Un village résidentiel sur le plateau au nord de Vienne
Luzinay compte environ deux mille quatre cents habitants et appartient à l’agglomération Vienne Condrieu. La commune s’est développée par vagues successives de constructions individuelles, du village ancien aux lotissements des années soixante-dix, puis aux opérations plus récentes en périphérie. Chaque génération a laissé ses matériaux : cuivre et acier galvanisé encastrés dans les chapes des premières maisons, polyéthylène enterré pour les branchements, multicouche et planchers chauffants dans les constructions contemporaines. Le plateau, bien drainé, avale l’eau sans la retenir. Ce comportement du sol se retrouve dans les communes voisines, notamment à Saint-Just-Chaleyssin, et il explique pourquoi tant de fuites restent invisibles ici.
Le tissu pavillonnaire multiplie par ailleurs les équipements extérieurs : arrosage enterré, alimentation d’un abri de jardin, bassin d’agrément ou piscine. Autant de circuits qui restent en eau alors qu’on les a oubliés.
Les circuits que l’on oublie de surveiller
Sur un pavillon équipé d’une piscine, la perte se répartit en trois familles : la canalisation entre le local technique et le bassin, la bonde de fond ou la pièce à sceller, et le liner lui-même. Un niveau qui descend de plus d’un centimètre par jour hors forte chaleur mérite une vérification ; le test du seau, posé rempli sur une marche et comparé au bassin sur vingt-quatre heures, distingue déjà l’évaporation d’une fuite réelle.
Ailleurs, les cas les plus courants à Luzinay tiennent en trois lignes : réseau d’arrosage automatique dont une électrovanne ne se referme plus, alimentation enterrée du garage percée par une racine ou un tassement, et fuite intérieure discrète, sous une baignoire ou derrière un mur de cuisine, qui met des mois à traverser une cloison. Le contrôle du compteur, index relevé puis comparé après deux heures sans le moindre soutirage, oriente immédiatement la recherche vers l’intérieur ou vers l’extérieur.
Chercher là où il n’y a rien à voir
Sur un branchement enterré, l’écoute électro-acoustique permet de remonter le tracé sans creuser, en s’appuyant sur les regards, le compteur et les points d’eau accessibles.
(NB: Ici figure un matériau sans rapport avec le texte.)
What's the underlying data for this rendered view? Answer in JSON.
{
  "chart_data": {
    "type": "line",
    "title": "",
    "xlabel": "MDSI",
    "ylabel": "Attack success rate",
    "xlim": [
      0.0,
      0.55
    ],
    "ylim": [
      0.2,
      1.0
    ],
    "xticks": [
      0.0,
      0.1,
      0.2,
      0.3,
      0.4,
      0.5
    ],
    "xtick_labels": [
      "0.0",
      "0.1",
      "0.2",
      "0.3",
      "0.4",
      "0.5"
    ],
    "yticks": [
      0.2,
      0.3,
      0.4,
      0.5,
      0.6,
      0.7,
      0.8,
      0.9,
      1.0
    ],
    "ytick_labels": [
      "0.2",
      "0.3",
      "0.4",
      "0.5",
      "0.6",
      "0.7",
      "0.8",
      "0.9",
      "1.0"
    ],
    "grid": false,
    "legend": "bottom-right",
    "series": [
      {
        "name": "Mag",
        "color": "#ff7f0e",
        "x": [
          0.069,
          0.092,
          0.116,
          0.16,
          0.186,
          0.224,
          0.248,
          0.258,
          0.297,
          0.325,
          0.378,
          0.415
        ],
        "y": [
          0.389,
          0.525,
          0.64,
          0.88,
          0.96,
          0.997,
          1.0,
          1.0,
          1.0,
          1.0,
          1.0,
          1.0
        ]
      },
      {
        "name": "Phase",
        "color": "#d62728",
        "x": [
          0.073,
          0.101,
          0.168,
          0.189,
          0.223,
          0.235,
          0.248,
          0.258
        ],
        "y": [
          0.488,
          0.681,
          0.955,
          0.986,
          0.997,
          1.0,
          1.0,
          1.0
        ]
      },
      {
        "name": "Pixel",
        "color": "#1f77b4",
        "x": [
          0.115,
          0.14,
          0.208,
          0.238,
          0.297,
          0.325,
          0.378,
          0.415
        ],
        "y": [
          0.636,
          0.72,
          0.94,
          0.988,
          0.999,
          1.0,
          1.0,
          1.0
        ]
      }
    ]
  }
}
Quand le tuyau est en polyéthylène ou trop profond pour être entendu correctement, le gaz traceur prend le relais : injecté à la place de l’eau, il traverse le sol filtrant du plateau et ressort à l’aplomb du percement, y compris sous un enrobé. Pour un bassin, le colorant fluorescéine reste la méthode de référence : déposé au plus près d’une pièce à sceller, il est aspiré par le défaut et rend la fuite visible. À l’intérieur, la caméra thermique suit les circuits chauds et repère la zone humide sous le revêtement.
Le passage du technicien à Luzinay
Les rendez-vous s’inscrivent dans les tournées départementales : sur ce secteur, un créneau est habituellement proposé sous vingt-quatre à quarante-huit heures, la date exacte dépendant des interventions déjà programmées entre Chuzelles et le reste de l’agglomération viennoise.
Le montant de la recherche est annoncé avant le début des mesures et l’estimation est offerte. Une fois le point localisé, vous recevez un rapport écrit comprenant la description du désordre, la méthode retenue, la position du défaut et les photographies correspondantes. Ce document répond aux exigences des assureurs pour un dégât des eaux relevant de la convention IRSI et permet d’engager la réparation sur une base certaine, sans sondages successifs dans le jardin ou dans les sols de la maison.